También me quedaron asignaturas pendientes. Me hubiera gustado profesionalizar más la industria cultural, cuyo peso en las sociedades modernas es muy importante. Me hubiera gustado impulsar la industria cultural, aunque es algo que se hizo después, cuando yo ya no estaba en el Ministerio.
Pero creo que, como ministro de Cultura, viví una época dulce, no tuve grandes acusaciones ni complicaciones…
HUYENDO DEL SECTARISMO
Nuestro afán por distribuir el poder, por repartir las responsabilidades, provocó algún problema. Pero era un riesgo que estábamos dispuestos a correr, aunque fuera grande, porque era la primera vez que estábamos en el Gobierno. Teníamos una clara intención de no ser sectarios y hubo una enorme generosidad. Cuando alguna gente nos acusaba de egoísmo… ¡Un camelo inmenso! ¡Todo lo contrario! Nos comportamos —me comporté— con una enorme generosidad. Queríamos, además, dar la sensación de que el nuestro era un Gobierno de izquierdas, pero en el que todo el mundo tenía cabida. Eso nos parecía vital para construir la democracia y para que toda la sociedad se pudiera sentir representada. Fue uno de los grandes activos de la primera parte de nuestro mandato, ¿no? Un Gobierno de izquierdas, de jóvenes socialistas que quieren hacer un país y que quieren construirlo con todos. Y el que no quisiera, que se autoexcluyera. Creo que la sociedad española lo pudo percibir así. Seguramente ha sido uno de nuestros activos más importantes. Hubo un gran pacto entre todos los sectores democráticos, las clases trabajadoras, las clases medias, los profesionales… Era un pacto implícito, no explícito; ese pacto «sobreentendido» era el que nos había llevado al Gobierno, el que nos permitió movilizar tantos entusiasmos.

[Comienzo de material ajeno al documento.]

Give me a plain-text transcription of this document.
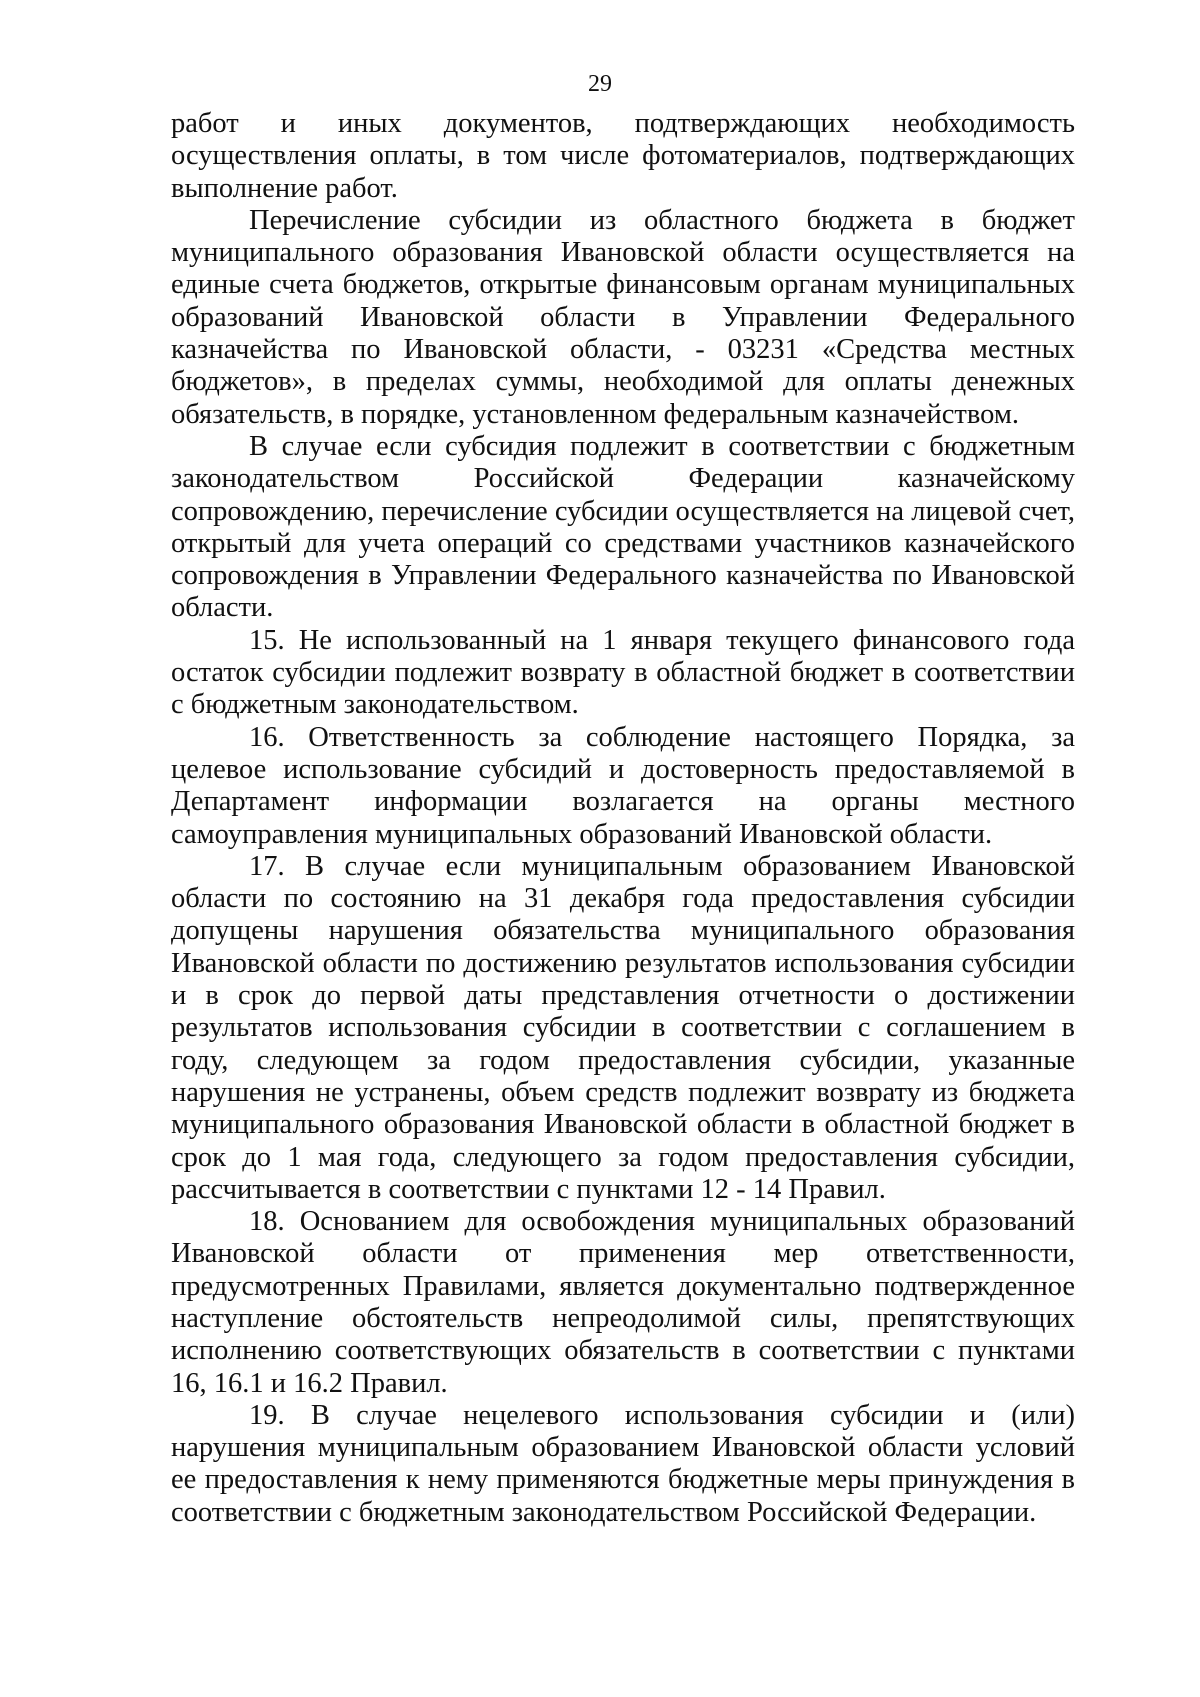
29

работ и иных документов, подтверждающих необходимость осуществления оплаты, в том числе фотоматериалов, подтверждающих выполнение работ.

Перечисление субсидии из областного бюджета в бюджет муниципального образования Ивановской области осуществляется на единые счета бюджетов, открытые финансовым органам муниципальных образований Ивановской области в Управлении Федерального казначейства по Ивановской области, - 03231 «Средства местных бюджетов», в пределах суммы, необходимой для оплаты денежных обязательств, в порядке, установленном федеральным казначейством.

В случае если субсидия подлежит в соответствии с бюджетным законодательством Российской Федерации казначейскому сопровождению, перечисление субсидии осуществляется на лицевой счет, открытый для учета операций со средствами участников казначейского сопровождения в Управлении Федерального казначейства по Ивановской области.

15. Не использованный на 1 января текущего финансового года остаток субсидии подлежит возврату в областной бюджет в соответствии с бюджетным законодательством.

16. Ответственность за соблюдение настоящего Порядка, за целевое использование субсидий и достоверность предоставляемой в Департамент информации возлагается на органы местного самоуправления муниципальных образований Ивановской области.

17. В случае если муниципальным образованием Ивановской области по состоянию на 31 декабря года предоставления субсидии допущены нарушения обязательства муниципального образования Ивановской области по достижению результатов использования субсидии и в срок до первой даты представления отчетности о достижении результатов использования субсидии в соответствии с соглашением в году, следующем за годом предоставления субсидии, указанные нарушения не устранены, объем средств подлежит возврату из бюджета муниципального образования Ивановской области в областной бюджет в срок до 1 мая года, следующего за годом предоставления субсидии, рассчитывается в соответствии с пунктами 12 - 14 Правил.

18. Основанием для освобождения муниципальных образований Ивановской области от применения мер ответственности, предусмотренных Правилами, является документально подтвержденное наступление обстоятельств непреодолимой силы, препятствующих исполнению соответствующих обязательств в соответствии с пунктами 16, 16.1 и 16.2 Правил.

19. В случае нецелевого использования субсидии и (или) нарушения муниципальным образованием Ивановской области условий ее предоставления к нему применяются бюджетные меры принуждения в соответствии с бюджетным законодательством Российской Федерации.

Ya en mis primeras conversaciones con Felipe —cuando veíamos en el horizonte nuestra llegada a La Moncloa— teníamos claro que queríamos ser un Gobierno nacional, y que queríamos hacer un país moderno, un país a la altura de los países europeos, un país que provocara el orgullo de pertenecer a él, llevarlo a Europa y situarlo en la modernidad. A la vez, queríamos un país justo, teníamos que poner en marcha toda la estructura de lo que podríamos llamar la «sociedad del bienestar», inexistente entonces, o en pañales. Sabíamos que teníamos que hacer lo que le hubiera correspondido hacer a una burguesía moderna, que no lo hizo, porque en España esa burguesía nunca existió. Pero, fundamentalmente, queríamos hacer un país donde todo el mundo cupiera, un país profundamente democrático. Y que nunca jamás pudiera sufrir una nueva marcha atrás.
En aquellos momentos, ni Felipe ni yo intuíamos que podríamos llegar a chocar con algunos sectores del Partido y, más concretamente, con la UGT. No pudimos imaginar que no iban a entender la apuesta del Gobierno por una economía de libre mercado.

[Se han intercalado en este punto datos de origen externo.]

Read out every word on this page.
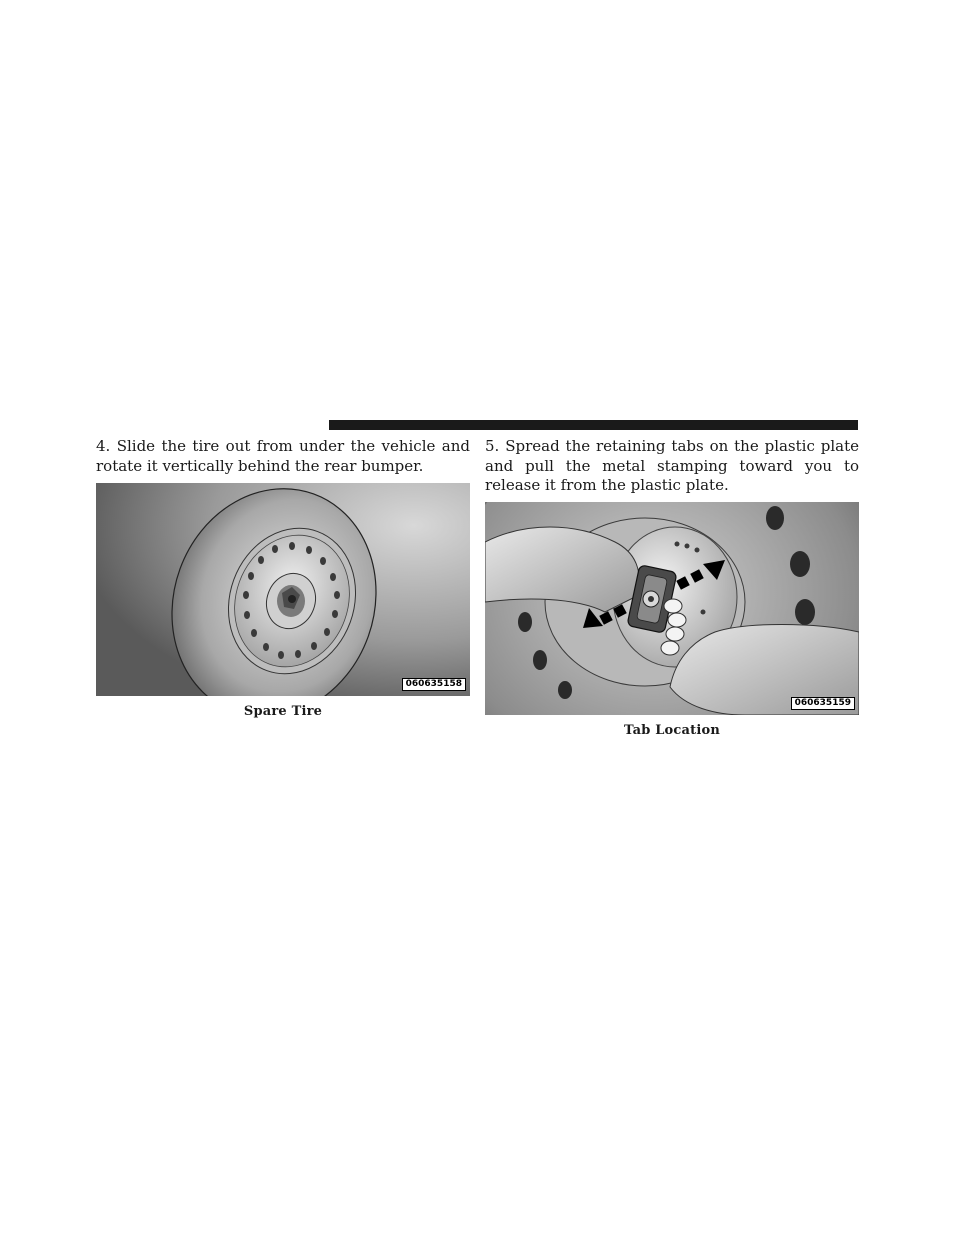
4. Slide the tire out from under the vehicle and rotate it vertically behind the rear bumper.

060635158
Spare Tire

5. Spread the retaining tabs on the plastic plate and pull the metal stamping toward you to release it from the plastic plate.

060635159
Tab Location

Pero no olvidaré nunca —fue algo brutal— las grandes peleas y las grandes discusiones que tuvimos con los sindicatos. Sin embargo, con José Luis Corcuera, hombre de confianza de Nicolás Redondo, recuerdo debates muy fructíferos; nos entendíamos perfectamente con él, incluso en la pelea. Con Nicolás fue todo distinto. Si hubieran dejado a Corcuera como máximo dirigente de la UGT, habríamos llegado a entendimientos decisivos. (José Luis hizo cosas fantásticas; le ganó al Gobierno negociaciones fantásticas, con una capacidad… ¡Hicimos muchísimas cosas! Fue un sindicalista de primera).
Pienso que hubo una falta de visión, por parte de Nicolás, para entender qué se necesitaba para que el país saliera adelante sólidamente, qué había que hacer, en el ámbito de la economía, para que pudiéramos sentar las bases de nuestro Estado de bienestar, para hacerlo de verdad, no sólo sobre el papel. Por ejemplo, todo aquel follón que nos montaron por la reconversión industrial… Yo viví todo el proceso de la reconversión con gran sufrimiento, pero con el convencimiento de que había que hacerla. Había que poner trabajadores en la calle, algo durísimo, pero se trataba de hacerlo de la mejor manera y con las máximas garantías posibles. ¿Que se nos pudo escapar el tono en alguna declaración pública, especialmente a Carlos Solchaga o a Miguel Boyer? Es posible, pero lo que está claro es que hicimos lo que teníamos que hacer.
Pienso que no hay manera de explicar una medida como la reconversión a quien va a padecerla. No puedes convencer a una persona que va a perder su puesto de trabajo, que se va a la calle. Es imposible, por mucho que se lo expliques. Eso es una tontería. La sociedad tiene que entender esas políticas, pero nunca podrá entenderlas aquel al que «le ha tocado la china», aunque se lo expliques por activa y por pasiva. Quizás se podía haber presentado de una manera más cuidada… Pero yo creo que Felipe siempre lo hizo así: no habrá en las hemerotecas una frase de Felipe sobre ese tema que pueda ser criticable y, digamos lo que digamos, la comunicación siempre le correspondía a Felipe.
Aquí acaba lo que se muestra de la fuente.